# Code used to generate tables about running R scripts without RaaS

In [1]:
import os
import sqlite3

import pandas as pd

## Data Collection

The collected data from the evaluation where we tried to execute R scripts without RaaS is stored in the database called 'results.db'

In [2]:
con = sqlite3.connect("../data/results.db")

errors_df = pd.read_sql_query("SELECT * FROM results", con) 

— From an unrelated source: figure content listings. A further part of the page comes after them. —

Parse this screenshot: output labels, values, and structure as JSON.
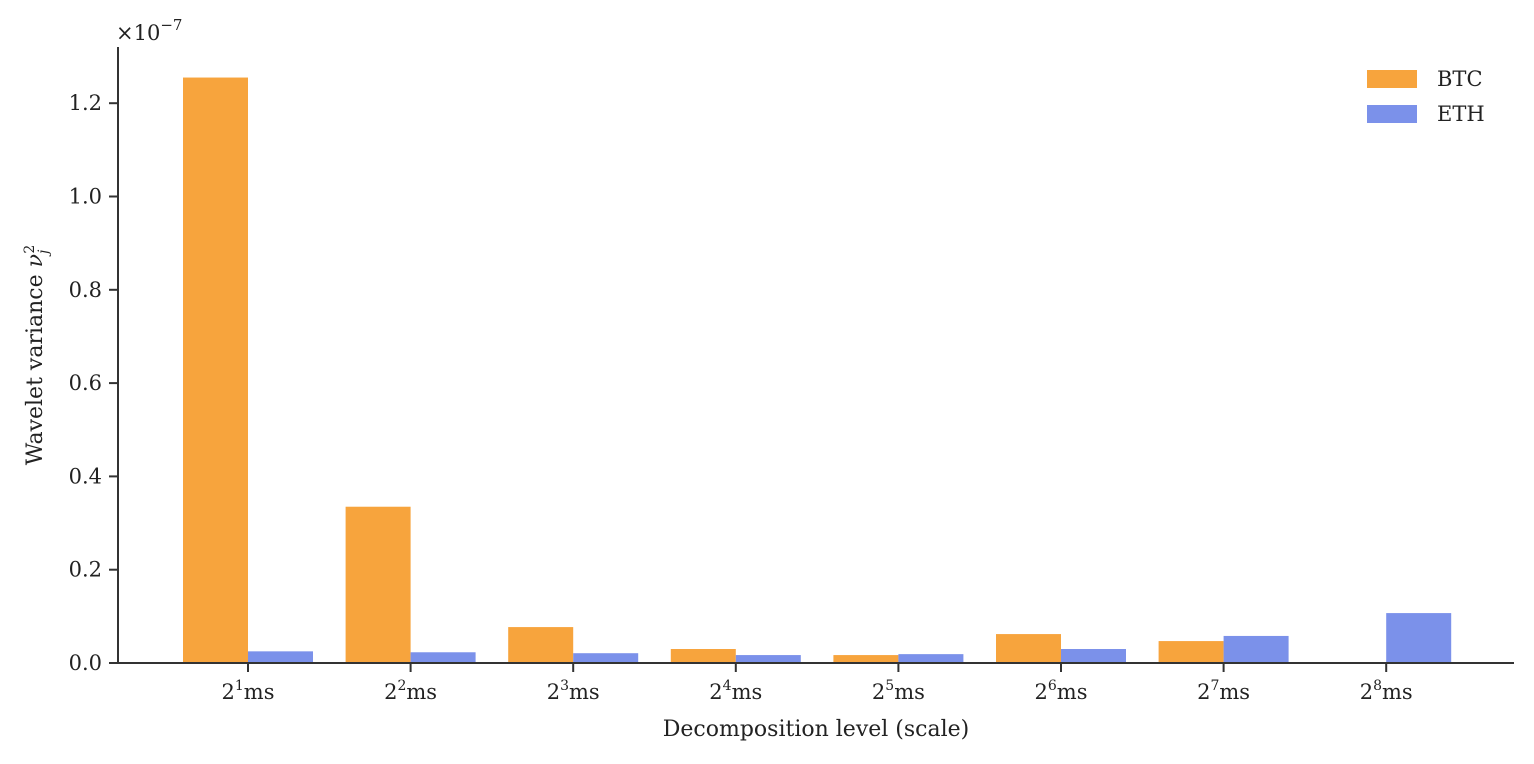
{
  "chart_data": {
    "type": "bar",
    "title": "",
    "xlabel": "Decomposition level (scale)",
    "ylabel": "Wavelet variance ν_j^2",
    "y_multiplier": "×10^-7",
    "categories": [
      "2^1ms",
      "2^2ms",
      "2^3ms",
      "2^4ms",
      "2^5ms",
      "2^6ms",
      "2^7ms",
      "2^8ms"
    ],
    "category_labels": [
      {
        "base": "2",
        "exp": "1",
        "unit": "ms"
      },
      {
        "base": "2",
        "exp": "2",
        "unit": "ms"
      },
      {
        "base": "2",
        "exp": "3",
        "unit": "ms"
      },
      {
        "base": "2",
        "exp": "4",
        "unit": "ms"
      },
      {
        "base": "2",
        "exp": "5",
        "unit": "ms"
      },
      {
        "base": "2",
        "exp": "6",
        "unit": "ms"
      },
      {
        "base": "2",
        "exp": "7",
        "unit": "ms"
      },
      {
        "base": "2",
        "exp": "8",
        "unit": "ms"
      }
    ],
    "series": [
      {
        "name": "BTC",
        "color": "#F7A43D",
        "values": [
          1.255,
          0.335,
          0.077,
          0.03,
          0.017,
          0.062,
          0.047,
          0.0
        ]
      },
      {
        "name": "ETH",
        "color": "#7B91EA",
        "values": [
          0.025,
          0.023,
          0.021,
          0.017,
          0.019,
          0.03,
          0.058,
          0.107
        ]
      }
    ],
    "ylim": [
      0,
      1.32
    ],
    "yticks": [
      0.0,
      0.2,
      0.4,
      0.6,
      0.8,
      1.0,
      1.2
    ],
    "ytick_labels": [
      "0.0",
      "0.2",
      "0.4",
      "0.6",
      "0.8",
      "1.0",
      "1.2"
    ],
    "grid": false,
    "legend_position": "upper right"
  }
}
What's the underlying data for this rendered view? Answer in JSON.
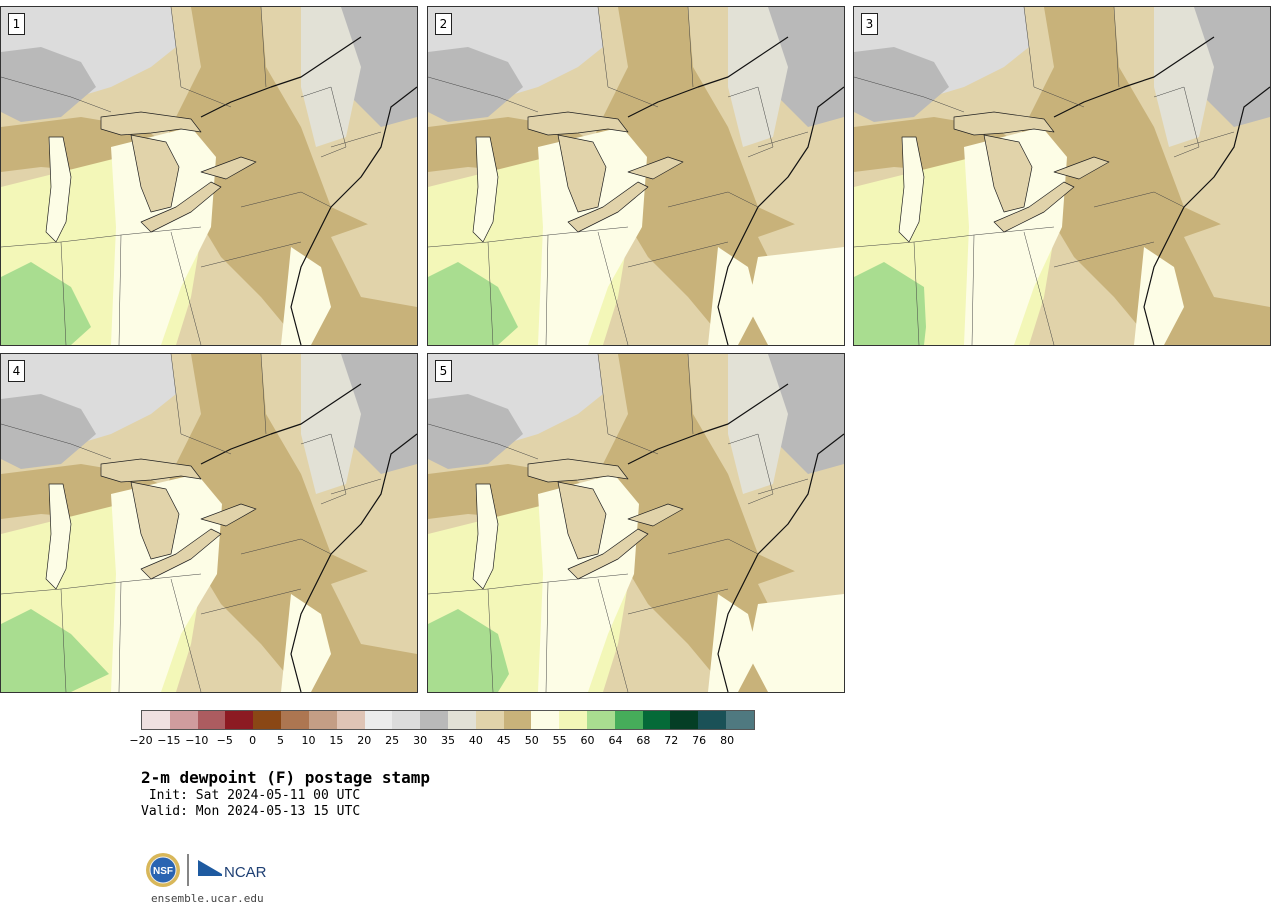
{
  "panels": [
    {
      "label": "1"
    },
    {
      "label": "2"
    },
    {
      "label": "3"
    },
    {
      "label": "4"
    },
    {
      "label": "5"
    }
  ],
  "colorbar": {
    "colors": [
      "#efe1e1",
      "#cf9c9e",
      "#ac5c60",
      "#8c1a22",
      "#8a4715",
      "#ad7651",
      "#c49e85",
      "#dfc4b5",
      "#ececec",
      "#dcdcdc",
      "#b9b9b9",
      "#e2e1d6",
      "#e1d3aa",
      "#c8b27a",
      "#fdfde6",
      "#f3f7b8",
      "#a9dd90",
      "#46ad5a",
      "#046a38",
      "#043e25",
      "#1a5157",
      "#4f7980"
    ],
    "tick_labels": [
      "−20",
      "−15",
      "−10",
      "−5",
      "0",
      "5",
      "10",
      "15",
      "20",
      "25",
      "30",
      "35",
      "40",
      "45",
      "50",
      "55",
      "60",
      "64",
      "68",
      "72",
      "76",
      "80"
    ]
  },
  "title": "2-m dewpoint (F) postage stamp",
  "init_line": " Init: Sat 2024-05-11 00 UTC",
  "valid_line": "Valid: Mon 2024-05-13 15 UTC",
  "logo": {
    "nsf_text": "NSF",
    "ncar_text": "NCAR"
  },
  "url": "ensemble.ucar.edu"
}
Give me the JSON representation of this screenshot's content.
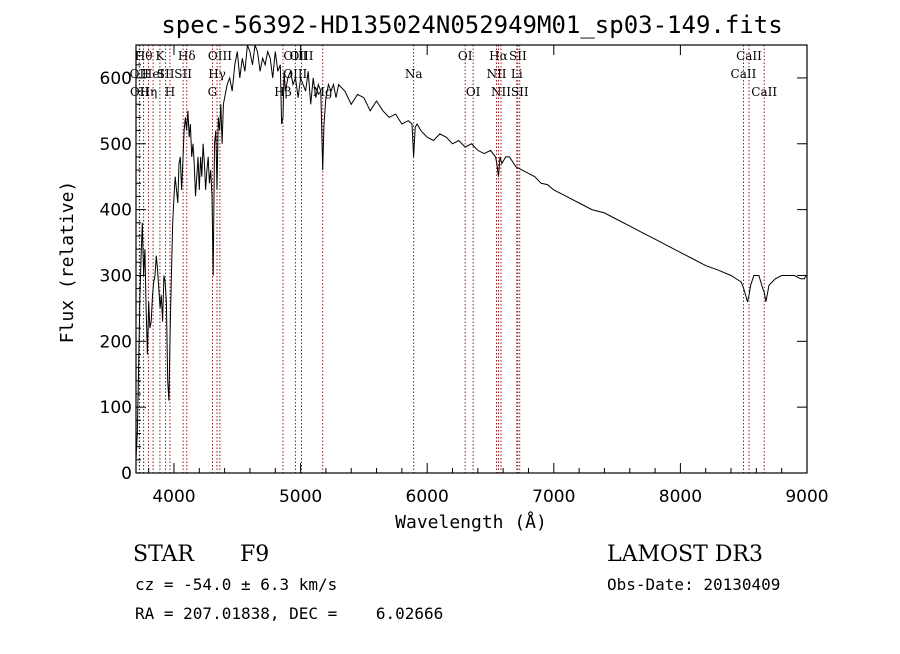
{
  "header": {
    "title": "spec-56392-HD135024N052949M01_sp03-149.fits"
  },
  "info": {
    "object_class": "STAR",
    "subclass": "F9",
    "survey": "LAMOST DR3",
    "redshift": "cz = -54.0 ± 6.3 km/s",
    "obs_date": "Obs-Date: 20130409",
    "coords": "RA = 207.01838, DEC =    6.02666"
  },
  "colors": {
    "spectrum": "#000000",
    "line_marker": "#8b0000",
    "axis": "#000000"
  },
  "chart_data": {
    "type": "line",
    "title": "spec-56392-HD135024N052949M01_sp03-149.fits",
    "xlabel": "Wavelength (Å)",
    "ylabel": "Flux (relative)",
    "xlim": [
      3700,
      9000
    ],
    "ylim": [
      0,
      650
    ],
    "xticks": [
      4000,
      5000,
      6000,
      7000,
      8000,
      9000
    ],
    "yticks": [
      0,
      100,
      200,
      300,
      400,
      500,
      600
    ],
    "series": [
      {
        "name": "flux",
        "x": [
          3700,
          3710,
          3720,
          3730,
          3740,
          3750,
          3760,
          3770,
          3780,
          3790,
          3800,
          3810,
          3820,
          3830,
          3840,
          3850,
          3860,
          3870,
          3880,
          3890,
          3900,
          3910,
          3920,
          3930,
          3940,
          3950,
          3960,
          3970,
          3980,
          3990,
          4000,
          4010,
          4020,
          4030,
          4040,
          4050,
          4060,
          4070,
          4080,
          4090,
          4100,
          4110,
          4120,
          4130,
          4140,
          4150,
          4160,
          4170,
          4180,
          4190,
          4200,
          4210,
          4220,
          4230,
          4240,
          4250,
          4260,
          4270,
          4280,
          4290,
          4300,
          4310,
          4320,
          4330,
          4340,
          4350,
          4360,
          4370,
          4380,
          4390,
          4400,
          4420,
          4440,
          4460,
          4480,
          4500,
          4520,
          4540,
          4560,
          4580,
          4600,
          4620,
          4640,
          4660,
          4680,
          4700,
          4720,
          4740,
          4760,
          4780,
          4800,
          4820,
          4840,
          4850,
          4861,
          4870,
          4880,
          4900,
          4920,
          4940,
          4960,
          4980,
          5000,
          5020,
          5040,
          5060,
          5080,
          5100,
          5120,
          5140,
          5160,
          5175,
          5185,
          5200,
          5220,
          5240,
          5260,
          5280,
          5300,
          5350,
          5400,
          5450,
          5500,
          5550,
          5600,
          5650,
          5700,
          5750,
          5800,
          5850,
          5880,
          5893,
          5905,
          5920,
          5950,
          6000,
          6050,
          6100,
          6150,
          6200,
          6250,
          6300,
          6350,
          6400,
          6450,
          6500,
          6540,
          6550,
          6563,
          6575,
          6590,
          6620,
          6650,
          6700,
          6750,
          6800,
          6850,
          6900,
          6950,
          7000,
          7100,
          7200,
          7300,
          7400,
          7500,
          7600,
          7700,
          7800,
          7900,
          8000,
          8100,
          8200,
          8300,
          8400,
          8480,
          8500,
          8530,
          8542,
          8555,
          8580,
          8620,
          8650,
          8662,
          8675,
          8700,
          8750,
          8800,
          8850,
          8900,
          8950,
          8980,
          8990,
          9000
        ],
        "y": [
          20,
          60,
          150,
          260,
          330,
          380,
          300,
          340,
          250,
          180,
          260,
          220,
          230,
          270,
          290,
          300,
          330,
          310,
          280,
          250,
          270,
          230,
          300,
          290,
          260,
          140,
          110,
          220,
          300,
          380,
          420,
          450,
          430,
          410,
          470,
          480,
          430,
          470,
          520,
          540,
          520,
          550,
          510,
          530,
          480,
          500,
          470,
          420,
          450,
          480,
          430,
          480,
          450,
          500,
          470,
          430,
          460,
          480,
          440,
          460,
          420,
          300,
          500,
          520,
          430,
          540,
          520,
          560,
          500,
          560,
          570,
          590,
          600,
          580,
          620,
          640,
          600,
          630,
          610,
          650,
          640,
          620,
          650,
          640,
          610,
          630,
          620,
          640,
          630,
          600,
          640,
          610,
          620,
          530,
          540,
          610,
          580,
          600,
          610,
          590,
          600,
          570,
          600,
          590,
          580,
          610,
          560,
          600,
          570,
          590,
          580,
          460,
          530,
          570,
          590,
          580,
          590,
          570,
          590,
          580,
          560,
          575,
          570,
          550,
          565,
          550,
          540,
          545,
          530,
          535,
          530,
          480,
          525,
          530,
          520,
          510,
          505,
          515,
          510,
          500,
          505,
          495,
          500,
          490,
          485,
          490,
          480,
          470,
          450,
          480,
          470,
          480,
          480,
          465,
          460,
          455,
          450,
          440,
          438,
          430,
          420,
          410,
          400,
          395,
          385,
          375,
          365,
          355,
          345,
          335,
          325,
          315,
          308,
          300,
          290,
          280,
          260,
          270,
          285,
          300,
          300,
          280,
          275,
          260,
          285,
          295,
          300,
          300,
          300,
          295,
          295,
          300,
          299
        ]
      }
    ],
    "line_markers": [
      {
        "wavelength": 3760,
        "label": "Hθ",
        "row": 0
      },
      {
        "wavelength": 3726,
        "label": "OII",
        "row": 1
      },
      {
        "wavelength": 3729,
        "label": "OII",
        "row": 2
      },
      {
        "wavelength": 3798,
        "label": "Hη",
        "row": 2
      },
      {
        "wavelength": 3835,
        "label": "HeI",
        "row": 1
      },
      {
        "wavelength": 3889,
        "label": "K",
        "row": 0
      },
      {
        "wavelength": 3934,
        "label": "SII",
        "row": 1
      },
      {
        "wavelength": 3968,
        "label": "H",
        "row": 2
      },
      {
        "wavelength": 4101,
        "label": "Hδ",
        "row": 0
      },
      {
        "wavelength": 4072,
        "label": "SII",
        "row": 1
      },
      {
        "wavelength": 4363,
        "label": "OIII",
        "row": 0
      },
      {
        "wavelength": 4340,
        "label": "Hγ",
        "row": 1
      },
      {
        "wavelength": 4304,
        "label": "G",
        "row": 2
      },
      {
        "wavelength": 4861,
        "label": "Hβ",
        "row": 2
      },
      {
        "wavelength": 4959,
        "label": "OIII",
        "row": 0
      },
      {
        "wavelength": 4958,
        "label": "OIII",
        "row": 1
      },
      {
        "wavelength": 5007,
        "label": "OIII",
        "row": 0
      },
      {
        "wavelength": 5175,
        "label": "Mg",
        "row": 2
      },
      {
        "wavelength": 5893,
        "label": "Na",
        "row": 1
      },
      {
        "wavelength": 6300,
        "label": "OI",
        "row": 0
      },
      {
        "wavelength": 6363,
        "label": "OI",
        "row": 2
      },
      {
        "wavelength": 6563,
        "label": "Hα",
        "row": 0
      },
      {
        "wavelength": 6548,
        "label": "NII",
        "row": 1
      },
      {
        "wavelength": 6583,
        "label": "NII",
        "row": 2
      },
      {
        "wavelength": 6716,
        "label": "SII",
        "row": 0
      },
      {
        "wavelength": 6708,
        "label": "Li",
        "row": 1
      },
      {
        "wavelength": 6731,
        "label": "SII",
        "row": 2
      },
      {
        "wavelength": 8542,
        "label": "CaII",
        "row": 0
      },
      {
        "wavelength": 8498,
        "label": "CaII",
        "row": 1
      },
      {
        "wavelength": 8662,
        "label": "CaII",
        "row": 2
      }
    ]
  }
}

## Functions used during analysis 

In [3]:
# This function is used to take the processed filename-friendly version of
# a dataset's DOI and return the original DOI
def get_doi_from_filename(filename):
    filename = filename[2:len(filename)]
    doi = os.path.split(filename)[0]
    doi = doi.replace("-", ":", 1)
    doi = doi.replace("-", "/")
    return(doi)

# This function categorizes error messages by searching for the most unique and common phrases in different types of R error messages
def determine_error_cause(error_msg):
    ret_val = "other"
    
    if("Error in setwd" in error_msg):
        ret_val = "working directory"
    elif("Error in library" in error_msg):
        ret_val = "library"
    elif("Error in file" in error_msg):
        ret_val = "missing file"
    elif("unable to open" in error_msg):
        ret_val = "missing file"
    elif("Error in readChar" in error_msg):
        ret_val = "missing file"
    elif("could not find function" in error_msg):
        ret_val = "function"
    elif("there is no package called" in error_msg):
        ret_val = "library"
    elif("cannot open the connection" in error_msg):
        ret_val = "missing file"
        
    return(ret_val)

# This function is used when viewing the results of this analysis in the notebook
def print_error_breakdown(error_type, num_of_errors):
    print(error_type + " errors: " + str(error_breakdown[error_type]) + ", or " + str((error_breakdown[error_type] / num_of_errors) * 100) + "% of total errors")

## Analysis 

This cell analyzes each error stored in the database and uses the previously defined determine_error_cause function to categorize each as either library, working directory, missing file, missing function, or other. It also calculates how many datasets were "clean," meaning all the scripts executed within it ran with no errors. 

In [4]:
total_error_results ={"Errors" : 0, "No Errors": 0, "Clean Datasets": 0}
error_breakdown = {"library": 0, "working directory": 0, "missing file": 0, "function":0, "other": 0}

last_doi = None
current_doi_clean = True
for index, row in errors_df.iterrows():
    doi = get_doi_from_filename(row["filename"])
    if(doi != last_doi):
        if(current_doi_clean == True):
            total_error_results["Clean Datasets"] += 1
        current_doi_clean = True
    if(row["error"] == "success"):
        total_error_results["No Errors"] += 1
    else:
        total_error_results["Errors"] += 1
        current_doi_clean = False
        error_breakdown[determine_error_cause(row["error"])] += 1
        
    last_doi = doi

# View Results

This cell prints the results of the evaluation performed checking for errors without RaaS.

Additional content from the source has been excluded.